AC/DC was the first band I ever got truly obsessed with. I was 11 years old and at the cusp of maybe, possibly wanting to learn to play guitar. Anything with crunchy, choppy, standout guitar would catch my ear. I put my mom and dad’s Aerosmith’s Greatest Hits cassette through the ringer, listening to “Last Child”, “Kings and Queens”, and “Sweet Emotion” over and and over. But the band that stoked that guitar playing fire more than anyone was AC/DC. My parents had Dirty Deeds Done Dirt Cheap and Highway To Hell on 8-track and I remember specifically wanting to hear “Beating Around The Bush” constantly. That song in-particular was like cat nip for me. It was rough, tough, badass, and that riff was as heavy as anything that was coming out of the Bay area in the early 80s or the Lower East Side in the mid-70s. There was just something very visceral and physical about the rhythm guitar work on those AC/DC albums.
The summer before my 6th grade year I had some chore money saved up(probably some raking for my dad) and my mom took me to Big Wheel, which was a retail store in town where you could pretty much buy anything(precursor to Walmart.) They had a pretty decent collection of cassettes so I snagged up High Voltage by AC/DC and by the time we were 20 seconds into the drive home and “It’s A Long Way To The Top(If You Wanna Rock ‘n Roll)” I thought I’d heard everything I’d ever need to hear in terms of guitar music(in some ways, that statement is still very true.) That staccato rhythm Malcolm Young built that song on was like the Pyramids of rock and roll, where hard rock built its civilization upon. Of course everything else about that song was amazing, but for a fledgling, wannabe guitar player it was as if the curtain had been lifted and I was shown that a simple flick of the wrist and just the right amount of volume from a Marshall plexi head could blow minds.

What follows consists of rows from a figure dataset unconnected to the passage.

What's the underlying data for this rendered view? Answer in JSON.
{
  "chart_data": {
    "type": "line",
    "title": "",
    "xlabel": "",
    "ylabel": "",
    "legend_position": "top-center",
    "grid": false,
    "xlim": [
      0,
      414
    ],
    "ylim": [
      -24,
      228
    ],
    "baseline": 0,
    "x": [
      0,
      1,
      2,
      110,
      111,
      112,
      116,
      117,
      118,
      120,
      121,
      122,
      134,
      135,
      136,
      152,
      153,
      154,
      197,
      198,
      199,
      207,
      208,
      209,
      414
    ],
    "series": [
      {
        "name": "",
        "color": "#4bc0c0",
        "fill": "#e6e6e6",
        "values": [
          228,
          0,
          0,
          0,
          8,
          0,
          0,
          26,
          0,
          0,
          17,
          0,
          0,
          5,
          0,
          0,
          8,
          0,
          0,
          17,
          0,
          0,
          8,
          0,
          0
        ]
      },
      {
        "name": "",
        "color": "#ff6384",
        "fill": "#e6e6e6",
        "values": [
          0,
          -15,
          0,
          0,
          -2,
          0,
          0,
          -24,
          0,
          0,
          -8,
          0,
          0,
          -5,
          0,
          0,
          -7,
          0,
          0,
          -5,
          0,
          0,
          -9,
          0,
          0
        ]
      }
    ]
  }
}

In that summer of 1986 I quickly amassed a collection of cassettes from AC/DC that covered ’74 Jailbreak up to Who Made Who. By the time I’d gotten my first guitar at the end of that summer I was already learning “Dirty Deeds Done Dirt Cheap”, “Ride On”, and “Hells Bells” thanks to the AC/DC songbook that came home with me. Malcolm Young made playing rhythm guitar seem deceptively simple, yet he had a very deft touch that would take a few more years to somewhat crack(though I never really cracked it.) Everyone talked about Angus and his schoolboy uniform, his stage antics, and yes his raw, bluesy lead playing. His sound was perfect after all. It was electric, buzzing, and always on point. But when you get older and you can look back on those old AC/DC records you see and hear the true secret ingredient to those albums was Malcolm Young’s rhythm playing. He laid a solid foundation, along with Cliff Williams and Phil Rudd, on which Angus could bewitch us with his SG wizardry.
I can’t imagine anyone else playing “Kicked In The Teeth”, “Dog Eat Dog”, “You Shook Me All Night Long”, “Beating Around The Bush”, “TNT”, “Who Made Who”, “Highway To Hell”, “Back In Black”, “Gone Shootin”, “Shake Your Foundations”, “Bedlam In Belgium”, or ANY other AC/DC tracks with the same amount of restrained, simple dexterity and spot-on timing than Malcolm Young. He, along with legends like Eddie Cochran, Chuck Berry, Chet Atkins, James Burton, and Jerry Reed elevated the rhythm guitarist into as vital a role in rock and roll as the front man. Malcolm turned being a rock and roll rhythm player into an art form.
Malcolm Young died today. He was 64 years old. It’s a long way to the top if you wanna rock and roll, but Malcolm Young made it. He even added a few floors above it.